The 500 year old peepal tree, majestic, lifts its branches into the sunlight. In front of it stands a stone Ganesha which has been there even longer, for around a thousand years, extending his blessings of profound peace to all. This is a special place near the buildings of the C.P. Ramaswami Aiyar Foundation. The land of the Foundation was originally the ancestral home of the family of Dr. Nanditha Krishna, the Foundation’s Honorary Director. She recalls that when she was a child, much of the area was covered in trees with jackals scurrying through the brush and deer browsing among the leaves. Now, among the buildings built in the past few decades, trees still stand tall offering shade and tranquility, though sadly some fell during the recent severe cyclone, Vardah, which blew through in December.
As the site of regular pujas, ceremonies to express devotion to the Gods, the air of this special place becomes filled with incense and ancient songs to Ganesha, who grants prosperity and knowledge, and who has the power to overcome all obstacles.
One day in 2006, when Dr. Chinny Krishna, who founded, with his parents, the well-known animal organization, Blue Cross of India, and who is the husband of Dr. Nanditha Krishna, had come to this site to spend a few quiet moments with Ganesha, he spotted a small brown form, barely visible, concealed in the brush off to one side.
With a lifelong understanding of street dogs – he and Blue Cross have rescued many, many thousands — he knew that a subtle approach was required with a frightened dog. Dr. Krishna sat down on the stone steps. Quietly, he called to a staff person and asked him to bring a little milk in a bowl and a leash. Leashes are always handy because rescuing dogs is a common event. Placing the bowl beside him on the step, Dr. Krishna waited. After half an hour or so, the brown form emerged from the bushes, gently approached the milk, and the thirsty dog began to drink. Within a few minutes, Dr. Krishna was able to slip the leash over the dog’s head. He did not touch the dog or try to pet him, and when he stood up, the small brown dog went with him. He put the dog into his car, into the back, and gave him a few moments to settle down while he went to have a bite of breakfast, then he drove him to Blue Cross to be neutered.

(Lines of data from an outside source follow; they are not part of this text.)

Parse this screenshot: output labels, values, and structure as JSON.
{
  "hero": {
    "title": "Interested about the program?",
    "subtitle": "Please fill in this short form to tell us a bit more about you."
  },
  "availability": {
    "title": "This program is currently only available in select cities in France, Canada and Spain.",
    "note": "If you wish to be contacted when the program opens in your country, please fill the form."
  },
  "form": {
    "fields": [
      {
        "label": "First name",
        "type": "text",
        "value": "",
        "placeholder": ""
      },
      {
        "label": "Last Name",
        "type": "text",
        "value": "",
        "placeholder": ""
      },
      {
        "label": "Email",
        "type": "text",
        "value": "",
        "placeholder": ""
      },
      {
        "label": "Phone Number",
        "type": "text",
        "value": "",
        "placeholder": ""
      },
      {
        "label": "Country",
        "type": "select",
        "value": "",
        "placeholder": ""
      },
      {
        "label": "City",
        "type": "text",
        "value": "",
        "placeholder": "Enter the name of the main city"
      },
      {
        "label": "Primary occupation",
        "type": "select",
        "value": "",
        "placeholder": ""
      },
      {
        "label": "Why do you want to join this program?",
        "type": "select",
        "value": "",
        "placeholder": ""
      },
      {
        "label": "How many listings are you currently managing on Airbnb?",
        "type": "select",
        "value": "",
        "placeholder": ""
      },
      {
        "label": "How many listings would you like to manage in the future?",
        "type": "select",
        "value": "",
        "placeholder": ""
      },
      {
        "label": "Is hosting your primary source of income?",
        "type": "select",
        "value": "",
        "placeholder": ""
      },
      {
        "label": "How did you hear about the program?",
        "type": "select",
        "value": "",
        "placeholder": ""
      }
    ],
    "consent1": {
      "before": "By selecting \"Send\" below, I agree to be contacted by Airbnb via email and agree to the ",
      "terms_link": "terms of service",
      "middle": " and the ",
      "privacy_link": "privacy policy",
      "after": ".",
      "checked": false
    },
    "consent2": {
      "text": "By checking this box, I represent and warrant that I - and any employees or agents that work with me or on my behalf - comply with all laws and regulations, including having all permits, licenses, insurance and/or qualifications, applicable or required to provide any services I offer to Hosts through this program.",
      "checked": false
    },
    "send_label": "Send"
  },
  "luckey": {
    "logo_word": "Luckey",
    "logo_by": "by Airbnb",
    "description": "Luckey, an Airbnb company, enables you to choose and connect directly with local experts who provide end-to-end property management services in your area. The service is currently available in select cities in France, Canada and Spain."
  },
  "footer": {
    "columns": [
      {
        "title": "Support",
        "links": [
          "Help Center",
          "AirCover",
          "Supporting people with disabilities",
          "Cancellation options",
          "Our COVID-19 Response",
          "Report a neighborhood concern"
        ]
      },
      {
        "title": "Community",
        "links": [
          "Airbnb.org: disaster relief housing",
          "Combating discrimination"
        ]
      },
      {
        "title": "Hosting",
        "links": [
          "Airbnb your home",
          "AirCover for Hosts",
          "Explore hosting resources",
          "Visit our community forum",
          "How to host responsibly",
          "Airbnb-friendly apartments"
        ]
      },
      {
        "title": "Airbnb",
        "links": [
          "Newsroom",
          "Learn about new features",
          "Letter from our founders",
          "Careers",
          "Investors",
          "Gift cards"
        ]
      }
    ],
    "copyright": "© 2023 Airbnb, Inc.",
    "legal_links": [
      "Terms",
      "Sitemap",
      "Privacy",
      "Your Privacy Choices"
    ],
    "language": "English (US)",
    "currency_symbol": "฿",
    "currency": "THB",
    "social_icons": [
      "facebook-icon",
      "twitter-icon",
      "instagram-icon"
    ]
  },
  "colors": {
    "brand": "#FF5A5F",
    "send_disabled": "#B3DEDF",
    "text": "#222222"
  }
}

All street dogs rescued by Blue Cross are spayed or neutered if this has not already been done, along with many thousands of dogs on the streets of Madras, as part of Blue Cross of India’s ABC program. Blue Cross of India runs the world’s first and longest continuously operating spay/neuter program that began in 1964.
Giving the little dog time to recover from his surgery, Dr. Krishna picked him up a few days later from Blue Cross. He set him down by the gate of the C.P. Ramaswami Aiyar Foundation, and walked away, giving the dog the chance to return to where he had come from. Generally, street dogs live in a neighborhood which is their home, where they know the other dogs who are their friends, and where one or two kind people will feed them and keep an eye on them. In this way they lead a stable life and may live for many years.
TNR (trap/neuter/ vaccinate/return) for dogs, not just for cats (as in the U.S.), is the accepted best practice way to relate to community dogs in most countries in the world. A shelter system, as is found in the U.S. and other developed countries does not work, and, for many reasons, wherever it has been tried in developing countries, putting street dogs in shelters creates an inhumane, over-crowded situation. TNR is the best and only workable solution for the many millions of street dogs in India. All animal welfare organizations in India are no-kill, and it would not occur to any of them to kill homeless animals. Also, it would be illegal to do so.
By evening, the small brown dog had shown no signs of going away and had found his way back into the center of the compound among the trees and the buildings. The next morning Dr. Krishna put him once again out by the gate. And by evening, he had wandered back. Clearly, he had no attention of leaving such a calm, welcoming place.
Soon given the name of Bhairava, or Bhairu for short, he joined the twelve to twenty rescued street dogs who, at any one time, are part of the family of Dr. Nanditha and Dr. Chinny Krishna. They go where they wish, inside or out, are much-loved and cared for, and they are safe within the gates of the large, walled compound, which contains the buildings of the C. P. Ramaswami Aiyar Foundation.
Now perhaps fifteen or sixteen years old, Bhairava has a touch of arthritis, but otherwise he is fine. Appropriately, a natural white mark on the fur of his forehead resembles the sign that devout Hindus wear as a mark of devotion. Bhairava is the form of Lord Shiva who wanders the world as a homeless outcaste, always accompanied by his faithful dog. When reminded that, since the little dog Bhairava appeared, as if dropped from heaven, in the middle of the centuries-old site of worship of the peepal tree and the little stone Ganesha, he must certainly be a sacred dog, Dr. Krishna, replied, “Yes, of course, all dogs are sacred.”